Unfortunately, even that has more coherence than Les Blair's disappointing Jump the Gun (15), South Africa's first post-apartheid comedy. There are plenty of witty sequences, notably one in which naive redneck Clint (Lionel Newton) uses Phil Collins as evidence of the white race's superior contribution to music. But the film has a shaky grasp on the psychologies of its characters, and can't seem to justify their actions satisfactorily. The female leads, Gugu (Baby Cele) and Minnie (Michele Burgers) are particularly opaque. Minnie is made all the more puzzling as Blair's camera spends the first two reels suggesting - to me at least - that she's going to turn out to be a transvestite.

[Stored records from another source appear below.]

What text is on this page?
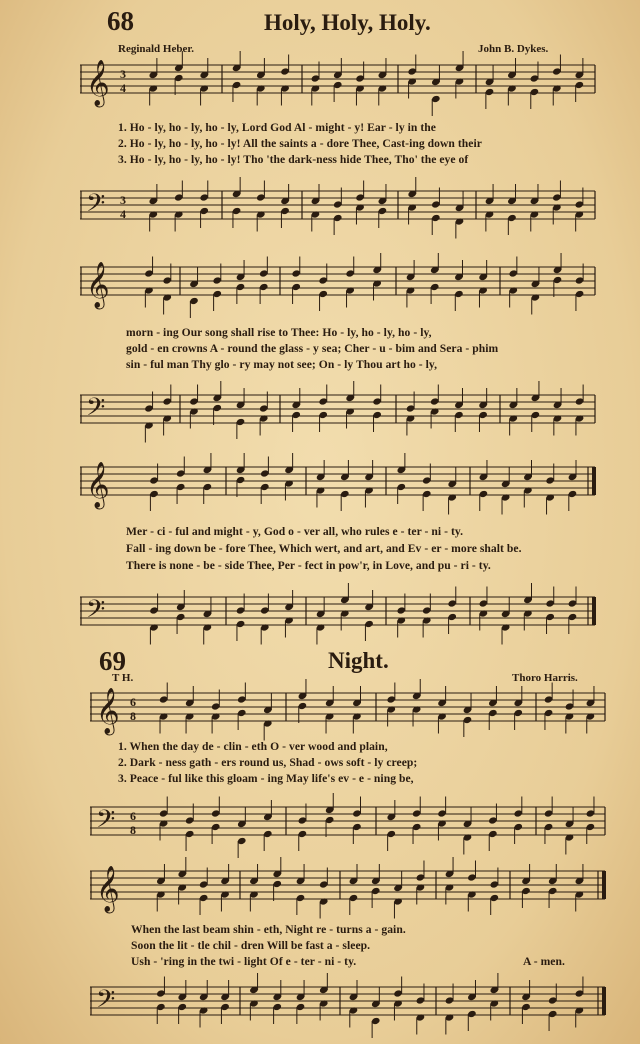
68	Holy, Holy, Holy.
Reginald Heber.	John B. Dykes.
𝄞 3
4
1. Ho - ly, ho - ly, ho - ly, Lord God Al - might - y! Ear - ly in the
2. Ho - ly, ho - ly, ho - ly! All the saints a - dore Thee, Cast-ing down their
3. Ho - ly, ho - ly, ho - ly! Tho 'the dark-ness hide Thee, Tho' the eye of
𝄢 3
4
𝄞
morn - ing Our song shall rise to Thee: Ho - ly, ho - ly, ho - ly,
gold - en crowns A - round the glass - y sea; Cher - u - bim and Sera - phim
sin - ful man Thy glo - ry may not see; On - ly Thou art ho - ly,
𝄢
𝄞
Mer - ci - ful and might - y, God o - ver all, who rules e - ter - ni - ty.
Fall - ing down be - fore Thee, Which wert, and art, and Ev - er - more shalt be.
There is none - be - side Thee, Per - fect in pow'r, in Love, and pu - ri - ty.
𝄢
69	Night.
T H.	Thoro Harris.
𝄞 6
8
1. When the day de - clin - eth O - ver wood and plain,
2. Dark - ness gath - ers round us, Shad - ows soft - ly creep;
3. Peace - ful like this gloam - ing May life's ev - e - ning be,
𝄢 6
8
𝄞
When the last beam shin - eth, Night re - turns a - gain.
Soon the lit - tle chil - dren Will be fast a - sleep.
Ush - 'ring in the twi - light Of e - ter - ni - ty.	A - men.
𝄢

Finally, the re-release of Rene Clement's Plein Soleil (PG) offers Alain Delon as an anti-hero as unflappably perverse as an Orton protagonist. He's Mr Sloane with a baccalaureate, murdering his best mate and stealing his identity and his yacht. Filmed in sumptuous colour, it's a deliciously amoral thriller with a devilishly attractive star. Stick a photo of him on the biscuit tin and you'll never pig out again.